Wafer Pass Setup

Features, model availability, rate limits, and pricing may change as we iterate. Questions? Email emilio@wafer.ai.

Set up with: Claude Code · Conductor · Codex · OpenClaw · Hermes Agent · Cline · Roo Code · Kilo Code · OpenHands · LibreChat Wafer builds AI that optimizes AI. We take open models and make them dramatically faster. Wafer Pass gives you Qwen3.5-397B-A17B and GLM-5.1, served at multiples of the speed of generic inference providers. More models land on the same subscription — no price increase. Wafer Pass is built for Claude Code, Codex, Conductor, OpenClaw, Hermes Agent, Cline, Roo Code, Kilo Code, OpenHands, and other agent harnesses. Wafer exposes both an OpenAI-compatible endpoint and an Anthropic-compatible Messages endpoint, so tools like Claude Code work out of the box. Get a Wafer Pass for fast open-source models through a standard API endpoint. Plans start at $10/week.

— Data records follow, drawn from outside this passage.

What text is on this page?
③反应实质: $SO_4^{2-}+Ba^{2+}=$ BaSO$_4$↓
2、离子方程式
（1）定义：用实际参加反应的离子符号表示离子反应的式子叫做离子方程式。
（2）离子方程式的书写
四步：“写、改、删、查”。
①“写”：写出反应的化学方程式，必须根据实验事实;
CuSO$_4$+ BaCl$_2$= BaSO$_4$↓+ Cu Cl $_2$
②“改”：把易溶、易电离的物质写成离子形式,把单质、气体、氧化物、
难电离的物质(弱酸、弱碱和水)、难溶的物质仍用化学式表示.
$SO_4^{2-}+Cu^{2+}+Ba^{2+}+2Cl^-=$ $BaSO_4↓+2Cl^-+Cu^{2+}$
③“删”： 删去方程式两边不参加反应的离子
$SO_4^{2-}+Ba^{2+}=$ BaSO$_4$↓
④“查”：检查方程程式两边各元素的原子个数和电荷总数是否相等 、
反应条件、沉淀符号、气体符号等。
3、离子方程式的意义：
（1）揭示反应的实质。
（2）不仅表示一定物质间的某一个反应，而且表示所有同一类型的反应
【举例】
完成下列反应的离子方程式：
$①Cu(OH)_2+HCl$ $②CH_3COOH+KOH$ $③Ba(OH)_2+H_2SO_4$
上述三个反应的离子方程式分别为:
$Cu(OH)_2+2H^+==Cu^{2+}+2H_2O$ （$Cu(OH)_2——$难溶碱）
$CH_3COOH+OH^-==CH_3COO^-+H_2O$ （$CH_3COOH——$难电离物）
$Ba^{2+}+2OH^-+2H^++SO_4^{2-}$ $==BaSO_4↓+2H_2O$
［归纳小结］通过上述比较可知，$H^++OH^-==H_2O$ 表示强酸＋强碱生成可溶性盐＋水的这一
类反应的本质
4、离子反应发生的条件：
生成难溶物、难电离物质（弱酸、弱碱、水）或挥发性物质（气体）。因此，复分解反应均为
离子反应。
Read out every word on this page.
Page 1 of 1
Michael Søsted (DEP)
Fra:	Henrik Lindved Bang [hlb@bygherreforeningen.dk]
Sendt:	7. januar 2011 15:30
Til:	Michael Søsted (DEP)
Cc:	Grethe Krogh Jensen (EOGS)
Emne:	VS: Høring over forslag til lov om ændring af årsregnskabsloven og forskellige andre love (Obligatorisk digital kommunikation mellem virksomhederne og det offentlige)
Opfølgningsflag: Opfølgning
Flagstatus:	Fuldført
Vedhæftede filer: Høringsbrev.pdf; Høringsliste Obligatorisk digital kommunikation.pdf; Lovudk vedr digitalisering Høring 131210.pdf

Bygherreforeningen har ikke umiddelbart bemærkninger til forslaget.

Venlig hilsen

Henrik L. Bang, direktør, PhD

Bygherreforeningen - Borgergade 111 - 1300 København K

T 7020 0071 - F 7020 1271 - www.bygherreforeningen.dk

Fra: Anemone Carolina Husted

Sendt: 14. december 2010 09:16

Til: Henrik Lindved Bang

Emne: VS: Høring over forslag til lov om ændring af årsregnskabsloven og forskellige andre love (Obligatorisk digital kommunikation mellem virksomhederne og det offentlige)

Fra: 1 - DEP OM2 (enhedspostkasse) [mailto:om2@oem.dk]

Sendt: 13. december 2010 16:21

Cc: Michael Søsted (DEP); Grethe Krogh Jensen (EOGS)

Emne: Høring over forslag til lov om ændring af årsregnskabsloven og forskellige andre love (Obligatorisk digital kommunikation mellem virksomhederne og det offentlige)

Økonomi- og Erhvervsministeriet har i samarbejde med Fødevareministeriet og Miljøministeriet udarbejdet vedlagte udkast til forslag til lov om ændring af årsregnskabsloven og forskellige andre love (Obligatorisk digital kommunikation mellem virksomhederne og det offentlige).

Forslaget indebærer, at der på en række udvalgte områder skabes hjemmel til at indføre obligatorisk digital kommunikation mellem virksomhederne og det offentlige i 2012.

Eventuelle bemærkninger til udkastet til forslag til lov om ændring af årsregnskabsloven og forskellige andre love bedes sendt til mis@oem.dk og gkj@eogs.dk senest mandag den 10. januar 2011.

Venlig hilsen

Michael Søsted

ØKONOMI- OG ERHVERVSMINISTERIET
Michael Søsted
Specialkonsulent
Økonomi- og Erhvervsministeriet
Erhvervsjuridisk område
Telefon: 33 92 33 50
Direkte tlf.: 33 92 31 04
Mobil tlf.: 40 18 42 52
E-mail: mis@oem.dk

Get your Wafer Pass: https://www.wafer.ai/pass

Connection Details

Use your Wafer Pass API key with these values:


OpenAI-compatible endpoint	`https://pass.wafer.ai/v1`
Anthropic-compatible endpoint	`https://pass.wafer.ai/v1/messages`
Send your API key as	`Authorization: Bearer <key>` (`wfr_…` Pass keys work here)
Request-scoped ZDR	Add `Wafer-ZDR: required` on direct API calls

See Models below for the model strings to pass on the OpenAI-compatible endpoint.

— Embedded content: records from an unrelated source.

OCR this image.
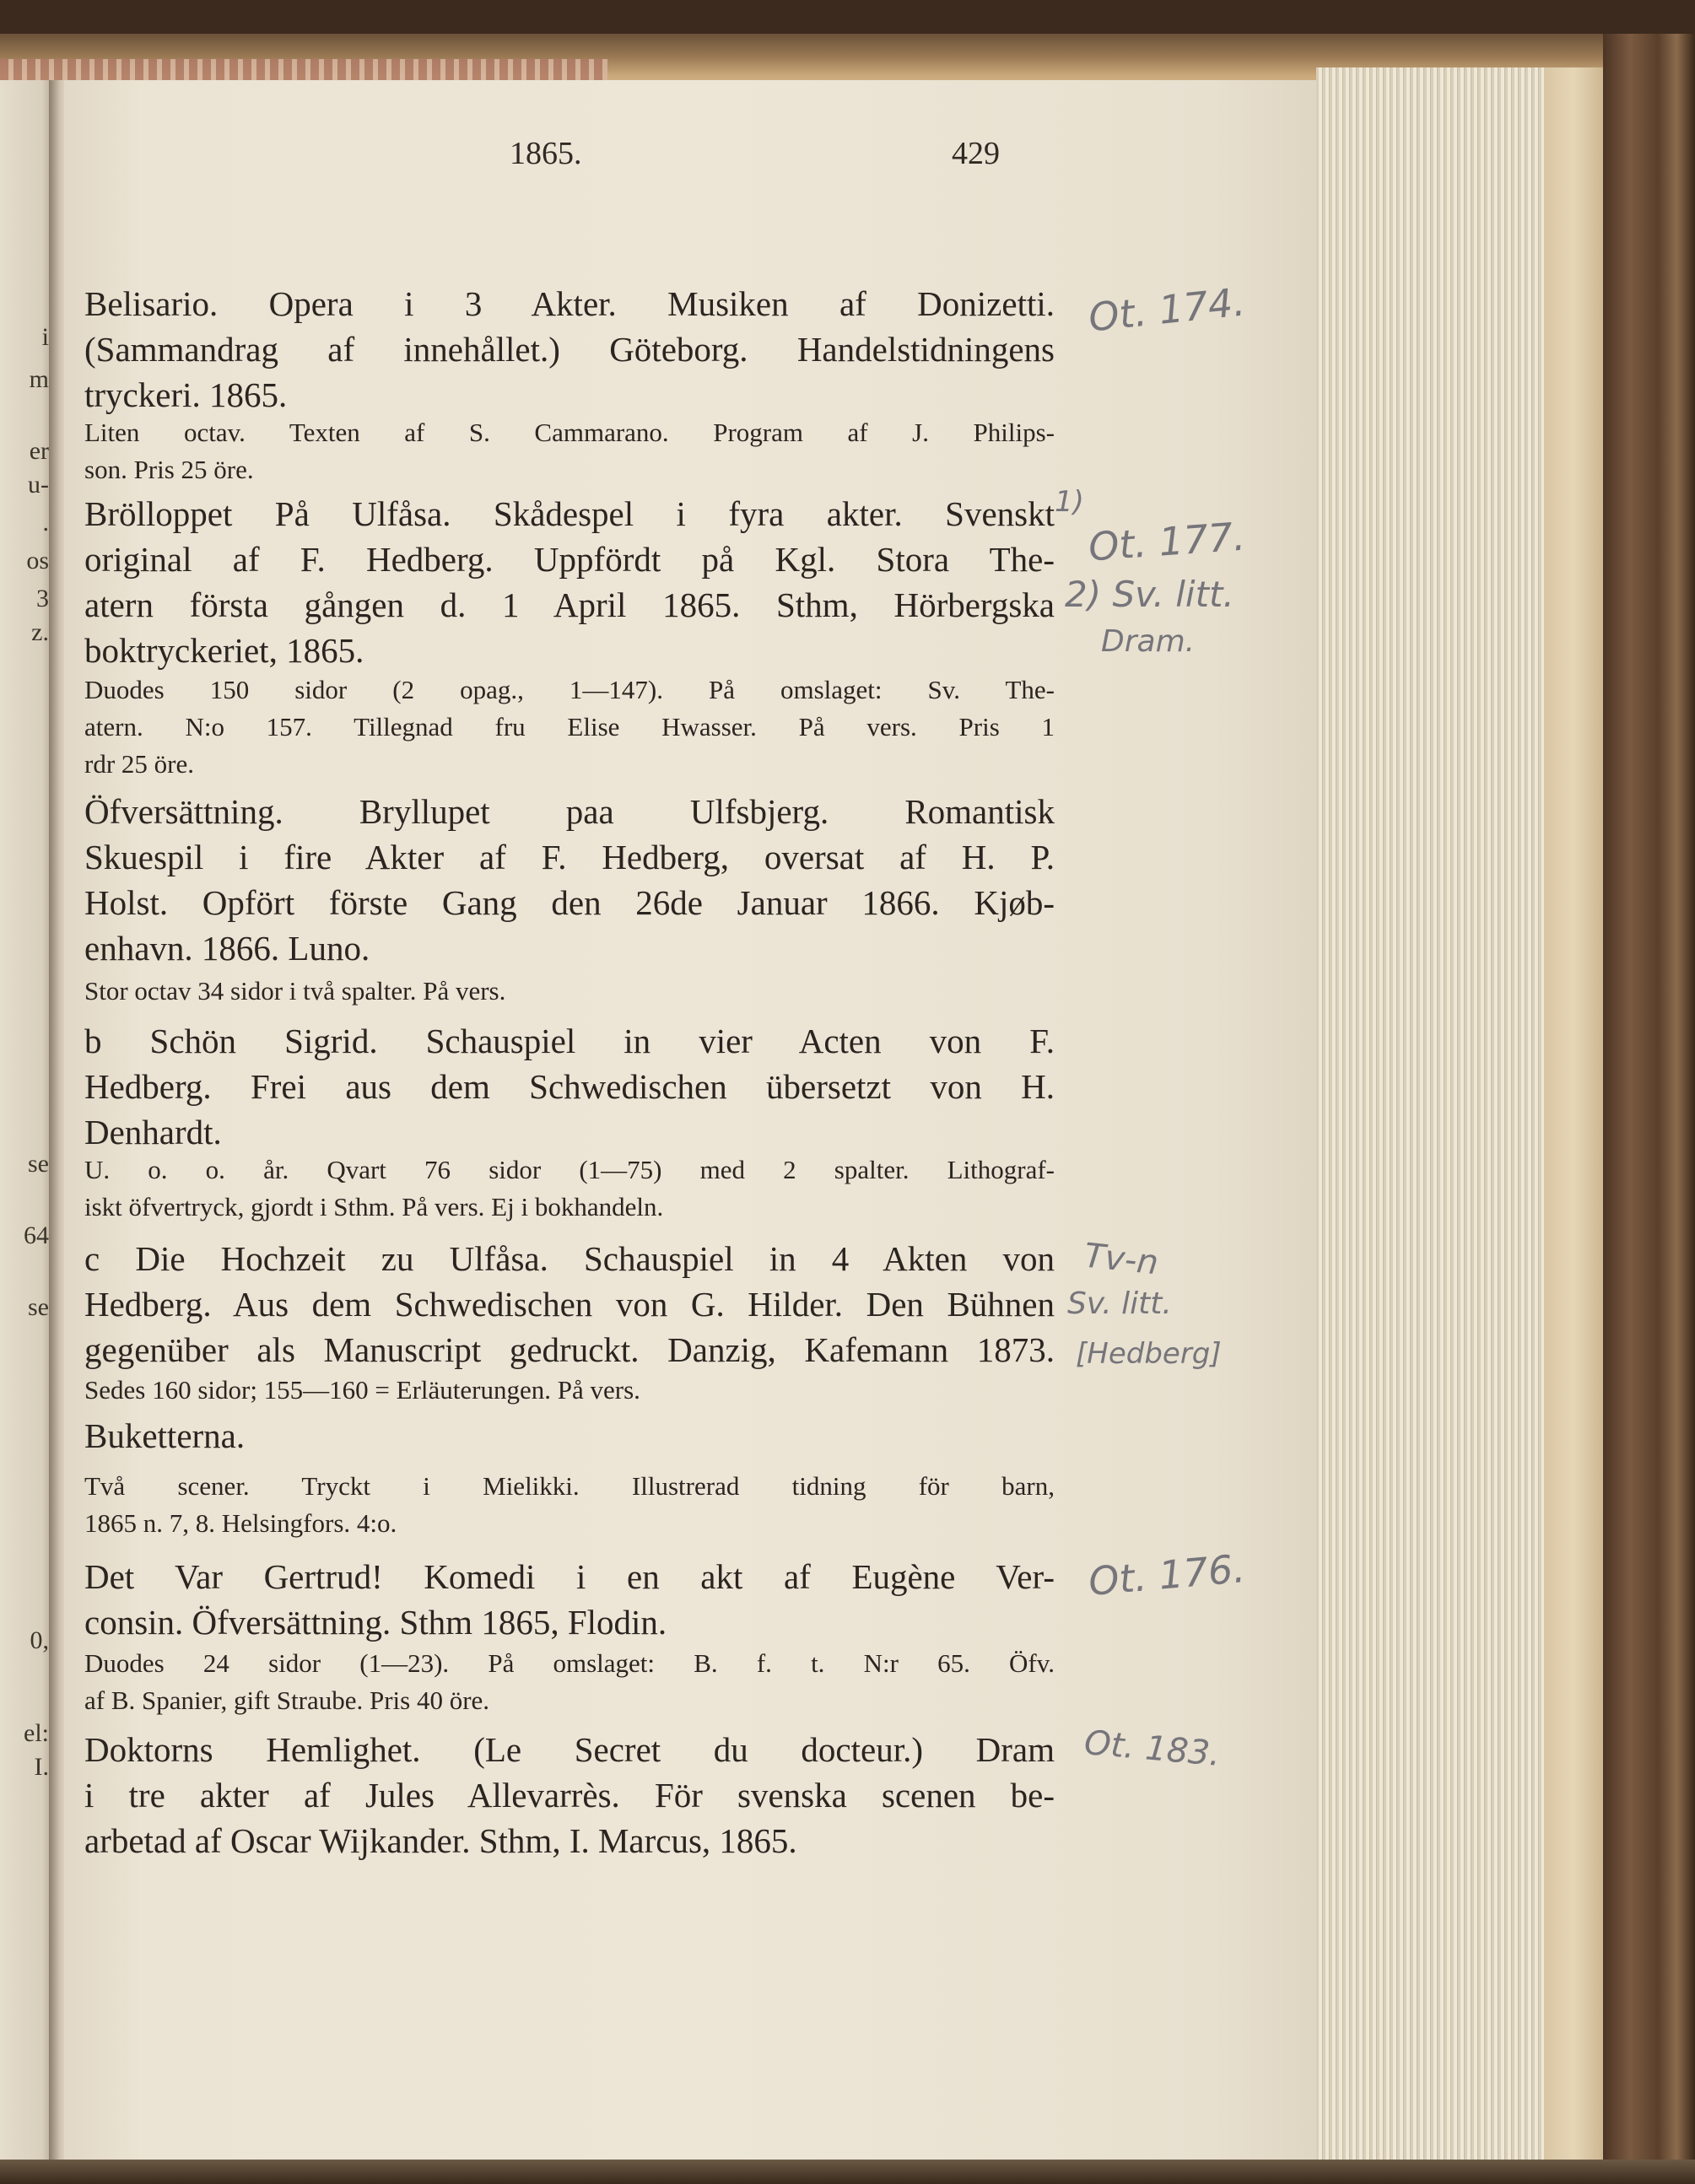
i
m
er
u-
.
os
3
z.
se
64
se
0,
el:
I.
1865.	429
Belisario. Opera i 3 Akter. Musiken af Donizetti.
(Sammandrag af innehållet.) Göteborg. Handelstidningens
tryckeri. 1865.
Liten octav. Texten af S. Cammarano. Program af J. Philips-
son. Pris 25 öre.
Brölloppet På Ulfåsa. Skådespel i fyra akter. Svenskt
original af F. Hedberg. Uppfördt på Kgl. Stora The-
atern första gången d. 1 April 1865. Sthm, Hörbergska
boktryckeriet, 1865.
Duodes 150 sidor (2 opag., 1—147). På omslaget: Sv. The-
atern. N:o 157. Tillegnad fru Elise Hwasser. På vers. Pris 1
rdr 25 öre.
Öfversättning. Bryllupet paa Ulfsbjerg. Romantisk
Skuespil i fire Akter af F. Hedberg, oversat af H. P.
Holst. Opfört förste Gang den 26de Januar 1866. Kjøb-
enhavn. 1866. Luno.
Stor octav 34 sidor i två spalter. På vers.
b Schön Sigrid. Schauspiel in vier Acten von F.
Hedberg. Frei aus dem Schwedischen übersetzt von H.
Denhardt.
U. o. o. år. Qvart 76 sidor (1—75) med 2 spalter. Lithograf-
iskt öfvertryck, gjordt i Sthm. På vers. Ej i bokhandeln.
c Die Hochzeit zu Ulfåsa. Schauspiel in 4 Akten von
Hedberg. Aus dem Schwedischen von G. Hilder. Den Bühnen
gegenüber als Manuscript gedruckt. Danzig, Kafemann 1873.
Sedes 160 sidor; 155—160 = Erläuterungen. På vers.
Buketterna.
Två scener. Tryckt i Mielikki. Illustrerad tidning för barn,
1865 n. 7, 8. Helsingfors. 4:o.
Det Var Gertrud! Komedi i en akt af Eugène Ver-
consin. Öfversättning. Sthm 1865, Flodin.
Duodes 24 sidor (1—23). På omslaget: B. f. t. N:r 65. Öfv.
af B. Spanier, gift Straube. Pris 40 öre.
Doktorns Hemlighet. (Le Secret du docteur.) Dram
i tre akter af Jules Allevarrès. För svenska scenen be-
arbetad af Oscar Wijkander. Sthm, I. Marcus, 1865.
Ot. 174.
1)
Ot. 177.
2) Sv. litt.
Dram.
Tv-n
Sv. litt.
[Hedberg]
Ot. 176.
Ot. 183.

Claude Code uses the Anthropic Messages endpoint. Set ANTHROPIC_BASE_URL=https://pass.wafer.ai and ANTHROPIC_API_KEY to your Wafer key — Claude Code will hit /v1/messages automatically. To make sure Claude Code talks to a Wafer model, set ANTHROPIC_DEFAULT_OPUS_MODEL, ANTHROPIC_DEFAULT_SONNET_MODEL, ANTHROPIC_DEFAULT_HAIKU_MODEL, and CLAUDE_CODE_SUBAGENT_MODEL to one of the Wafer model IDs in Models (e.g. GLM-5.1). All other harnesses (OpenClaw, Cline, Roo Code, etc.) use the OpenAI-compatible endpoint at https://pass.wafer.ai/v1.

What’s Included

With an active Wafer Pass subscription you get:

Qwen3.5-397B-A17B and GLM-5.1 requests included in your plan’s 5-hour window limit at zero per-token cost; overage is billed only for models with enabled per-token rates
Access through a standard OpenAI-compatible API and an Anthropic-compatible Messages API using your Wafer API key
Works with Claude Code, Codex, Conductor, OpenClaw, Hermes Agent, Cline, Roo Code, Kilo Code, OpenHands, and other agent harnesses
New fast models as we release them — same subscription, no price increase

Models

`model` string	Family	Max context tokens	ZDR support	Notes
`Qwen3.5-397B-A17B`	Qwen3.5, 397B MoE	`262144`	Yes	Multiples faster than base SGLang on Wafer’s stack
`GLM-5.1`	Z.AI flagship	`202752`	Yes

The Max context tokens value is the hard cap enforced by the backend — requests where prompt tokens exceed this value return a 400. If your harness has a Context Window Size setting (Cline, Roo Code, Droid, etc.), set it to the exact integer above. Leave ~2–4k of headroom for the model’s response when filling context. Pass any model string above to any OpenAI-compatible harness configured against https://pass.wafer.ai/v1. Model names are case-insensitive — GLM-5.1 and glm-5.1 both work. If you pass a model name that doesn’t match any available model, the API returns a 404 with the list of available models. For Claude Code and other Anthropic-compatible harnesses, set ANTHROPIC_DEFAULT_*_MODEL to one of the model IDs above. See Set Up Claude Code.

API Capabilities

Wafer Pass supports account-aware privacy enforcement and advanced completion controls:

Pricing

Pay weekly, monthly, or save 20% off the weekly rate with yearly billing.

Weekly

Plan	For	Price	Requests / 5hr window	Includes
Starter	Solo devs, daily agents	$10/wk	1,000	Access to every model Wafer hosts
Privacy	Production agents, private workloads	$25/wk	2,000	Zero Data Retention

Monthly

Plan	For	Price	Requests / 5hr window	Includes
Starter	Solo devs, daily agents	$40/mo	1,000	Access to every model Wafer hosts
Privacy	Production agents, private workloads	$100/mo	2,000	Zero Data Retention

Yearly (20% off the weekly rate)

Plan	Price	Effective weekly	Requests / 5hr window
Starter	$416/yr	$8/wk	1,000
Privacy	$1040/yr	$20/wk	2,000

Overage Pricing

Requests beyond your plan’s included 5-hour window limit are billed at per-model API rates for models with overage enabled. All users pay the same overage rate regardless of plan tier.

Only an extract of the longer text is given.